# Does there exist a first-order theory $T$ and a proof system $\vdash$ such that $T\vDash\phi$ iff $T\vdash\phi$, but $\vdash$ is not complete?

Let $L$ be a first-order language and $T$ a theory in $L$. (Here I take "theory" simply to mean a set of sentences in $L$.)

Under the standard semantics $\vDash_{std}$ and any standard proof system $\vdash_{std}$, we have strong soundness and strong completeness: for all first-order languages $L$ and for all sentences $\phi$ in $L$ and for all theories $T$ in $L$, $T\vDash_{std}\phi$ iff $T\vdash_{std}\phi$.

I'm wondering whether, given $L$, there is always an alternative proof system $\vdash_{*}$ such that there exist theories $T$ in $L$ for which $T\vDash_{std}\phi$ iff $T\vdash_{*}\phi$, even though $\vdash_{*}$ isn't strongly complete -- i.e. even though semantic and syntactic consequence don't coincide hold for all theories $T$.

Perhaps the question is trivial if we pick a silly enough proof system, but I've been away from logic for a while and am getting lost in quantifiers (does the language matter?).
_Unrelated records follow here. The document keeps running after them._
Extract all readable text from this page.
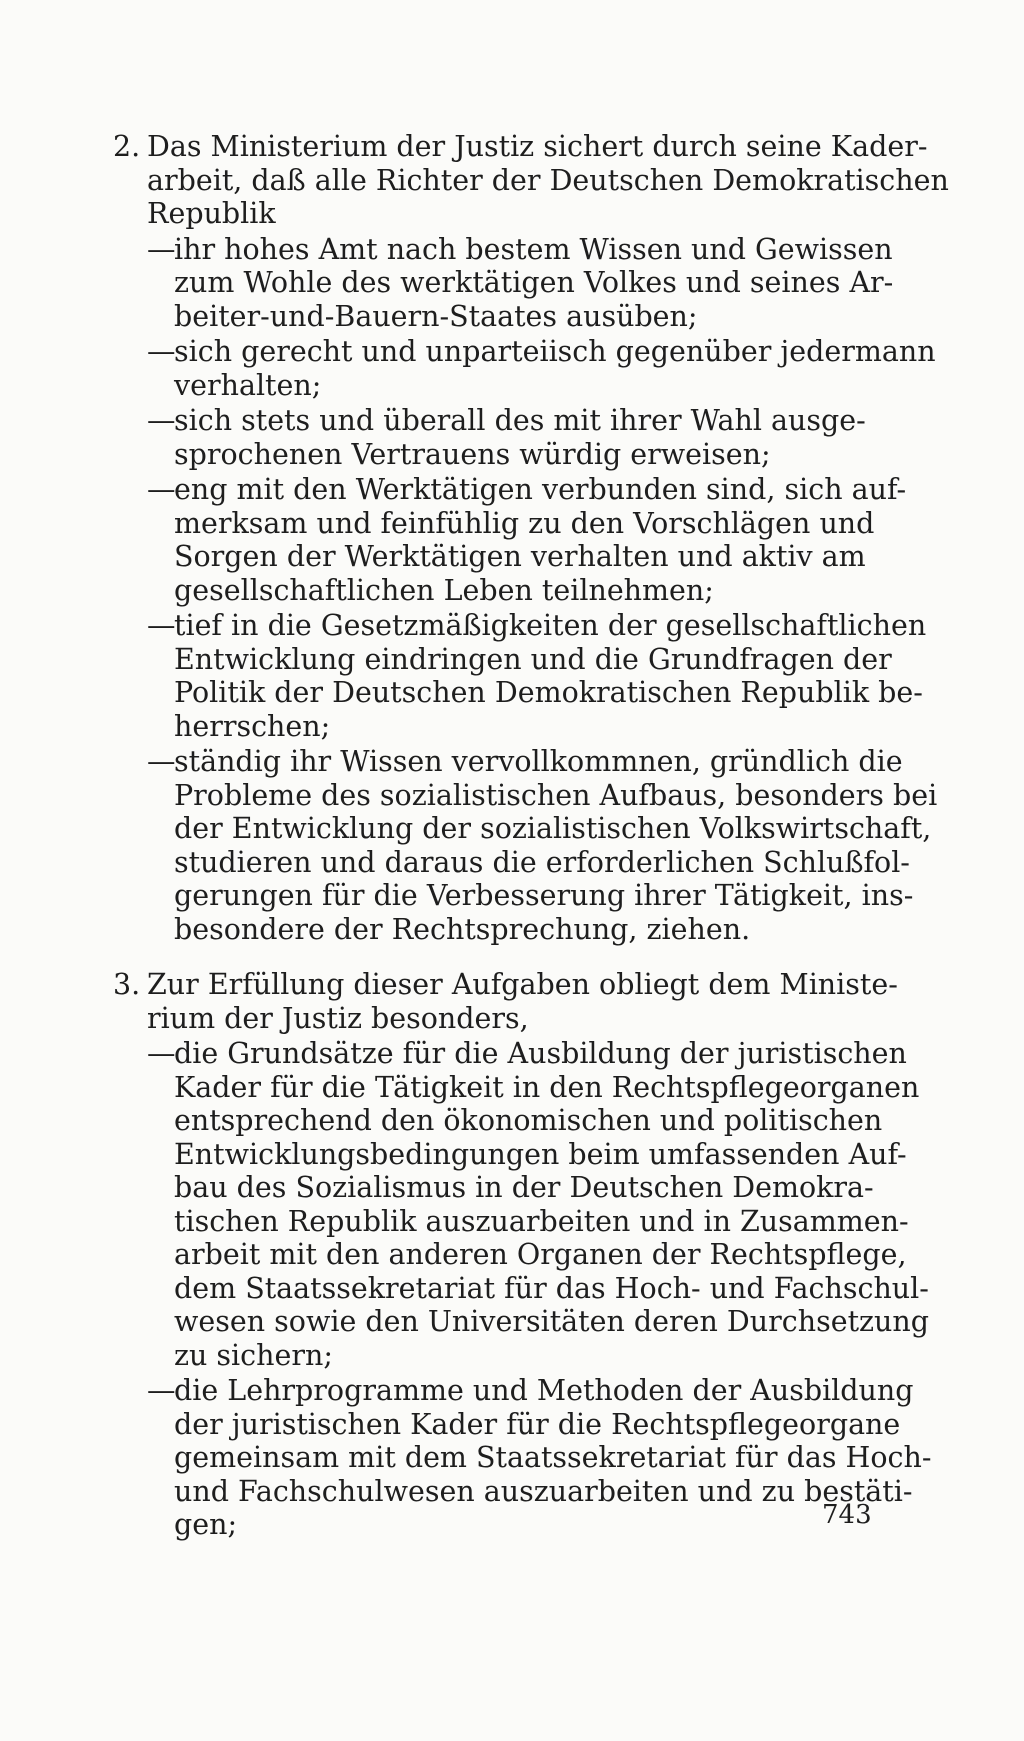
2. Das Ministerium der Justiz sichert durch seine Kader-
arbeit, daß alle Richter der Deutschen Demokratischen
Republik
—
ihr hohes Amt nach bestem Wissen und Gewissen
zum Wohle des werktätigen Volkes und seines Ar-
beiter-und-Bauern-Staates ausüben;
—
sich gerecht und unparteiisch gegenüber jedermann
verhalten;
—
sich stets und überall des mit ihrer Wahl ausge-
sprochenen Vertrauens würdig erweisen;
—
eng mit den Werktätigen verbunden sind, sich auf-
merksam und feinfühlig zu den Vorschlägen und
Sorgen der Werktätigen verhalten und aktiv am
gesellschaftlichen Leben teilnehmen;
—
tief in die Gesetzmäßigkeiten der gesellschaftlichen
Entwicklung eindringen und die Grundfragen der
Politik der Deutschen Demokratischen Republik be-
herrschen;
—
ständig ihr Wissen vervollkommnen, gründlich die
Probleme des sozialistischen Aufbaus, besonders bei
der Entwicklung der sozialistischen Volkswirtschaft,
studieren und daraus die erforderlichen Schlußfol-
gerungen für die Verbesserung ihrer Tätigkeit, ins-
besondere der Rechtsprechung, ziehen.
3. Zur Erfüllung dieser Aufgaben obliegt dem Ministe-
rium der Justiz besonders,
—
die Grundsätze für die Ausbildung der juristischen
Kader für die Tätigkeit in den Rechtspflegeorganen
entsprechend den ökonomischen und politischen
Entwicklungsbedingungen beim umfassenden Auf-
bau des Sozialismus in der Deutschen Demokra-
tischen Republik auszuarbeiten und in Zusammen-
arbeit mit den anderen Organen der Rechtspflege,
dem Staatssekretariat für das Hoch- und Fachschul-
wesen sowie den Universitäten deren Durchsetzung
zu sichern;
—
die Lehrprogramme und Methoden der Ausbildung
der juristischen Kader für die Rechtspflegeorgane
gemeinsam mit dem Staatssekretariat für das Hoch-
und Fachschulwesen auszuarbeiten und zu bestäti-
gen;	743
Perhaps one strategy is to imagine ditching some of the axioms or inference rules of a standard axiomatic proof system: we'll lose completeness of $\vdash_{std}$, so we'll lose the semantics-syntax correspondence on some theories, but will we necessarily lose it on all theories?
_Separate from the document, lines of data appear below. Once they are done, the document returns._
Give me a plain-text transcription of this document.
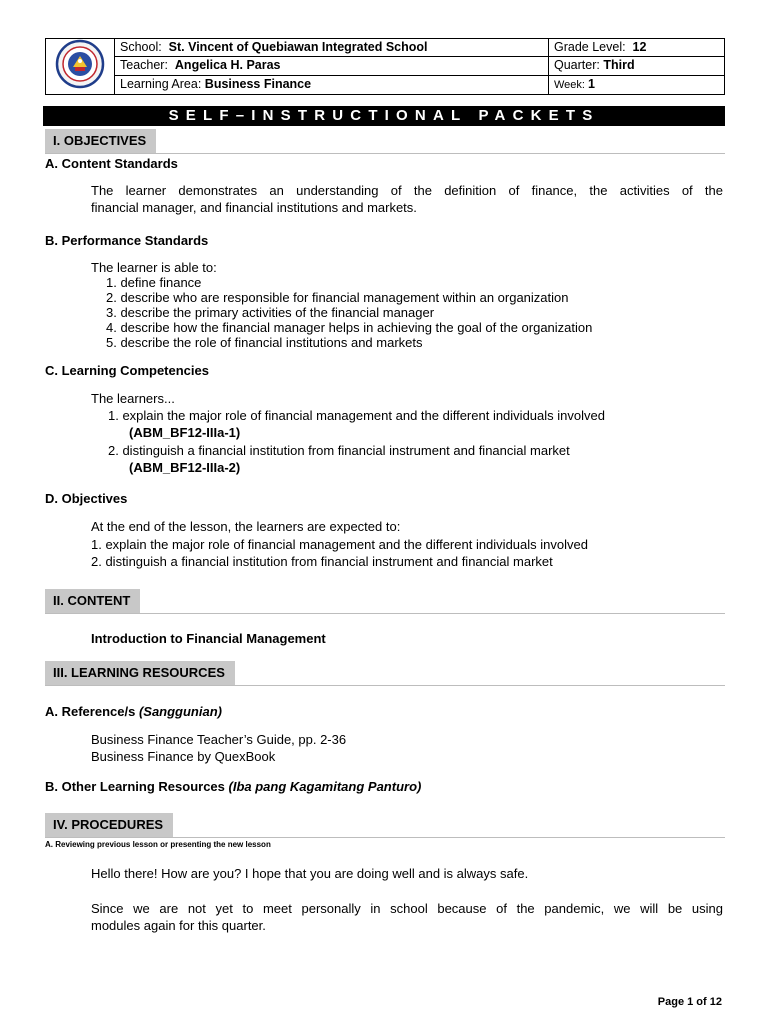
	School: St. Vincent of Quebiawan Integrated School	Grade Level: 12
	Teacher: Angelica H. Paras	Quarter: Third
	Learning Area: Business Finance	Week: 1
SELF–INSTRUCTIONAL PACKETS
I. OBJECTIVES
A. Content Standards
The learner demonstrates an understanding of the definition of finance, the activities of the
financial manager, and financial institutions and markets.
B. Performance Standards
The learner is able to:
1. define finance
2. describe who are responsible for financial management within an organization
3. describe the primary activities of the financial manager
4. describe how the financial manager helps in achieving the goal of the organization
5. describe the role of financial institutions and markets
C. Learning Competencies
The learners...
1. explain the major role of financial management and the different individuals involved
(ABM_BF12-IIIa-1)
2. distinguish a financial institution from financial instrument and financial market
(ABM_BF12-IIIa-2)
D. Objectives
At the end of the lesson, the learners are expected to:
1. explain the major role of financial management and the different individuals involved
2. distinguish a financial institution from financial instrument and financial market
II. CONTENT
Introduction to Financial Management
III. LEARNING RESOURCES
A. Reference/s (Sanggunian)
Business Finance Teacher’s Guide, pp. 2-36
Business Finance by QuexBook
B. Other Learning Resources (Iba pang Kagamitang Panturo)
IV. PROCEDURES
A. Reviewing previous lesson or presenting the new lesson
Hello there! How are you? I hope that you are doing well and is always safe.
Since we are not yet to meet personally in school because of the pandemic, we will be using
modules again for this quarter.
Page 1 of 12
If the question is trivial, can it be perturbed to something interesting nearby?

EDIT: Per my own example (take $T$ to be $\left\{\forall x(x\neq x)\right\}$ and $\vdash_{*}$ to be the standard system without quantifier axioms, except for universal instantiation) and that of user Apostolos (take $T$ to be complete in the sense of containing, for each sentence $\phi$, either $\phi$ or its negation, and let $\vdash_{*}$ be the empty system, with no rules and no axioms), the answer to the question in the title is yes.

But what if we require $T$ to be consistent and $\vdash_{*}$ to be nonempty (i.e. to have some axioms and inference rules)?

• Or maybe the more interesting or appropriate setting for the question is second-order logic, where there are no $\vdash$'s that are strongly complete (given other nice properties we want: effectiveness and soundness). So: are there second-order theories where $\vDash$ and $\vdash$ coincide (even though they obviously cannot coincide for all theories)? Is there any interesting difference between this second-order question and the first-order situation? – symplectomorphic May 2 '17 at 22:25
• If $T$ is a complete theory then you can pick a proof system with no rules or axioms (hence it can only prove statements in $T$) and what you ask for will hold, because $T$ is complete. – Apostolos May 2 '17 at 22:57
• @Apostolos: ah, right. I had a strong hunch the question was trivial: I just couldn't put my finger on an example at first. I realized just before you posted that taking $T$ to be inconsistent works as well (see my comment on the answer below). – symplectomorphic May 2 '17 at 23:06

## 1 Answer

Belatedly realizing that in its current formulation, my question is indeed trivial.

One obvious counterexample is to take $T$ to be inconsistent but preserve enough of the proof system to get the principle of explosion -- e.g. take $T$ to be the set consisting of the single sentence $\forall x(x\neq x)$, and $\vdash_{*}$ to be the standard proof system minus any quantifier axioms/rules except universal instantiation.

User Apostolos also points out in the comments that taking $\vdash$ to be the empty proof system (no axioms, no inference rules) and $T$ to be any theory such that for all sentences $\phi$ either $\phi\in T$ or $\lnot\phi\in T$ works as well. (E.g. take $T$ to be the theory of the natural numbers.)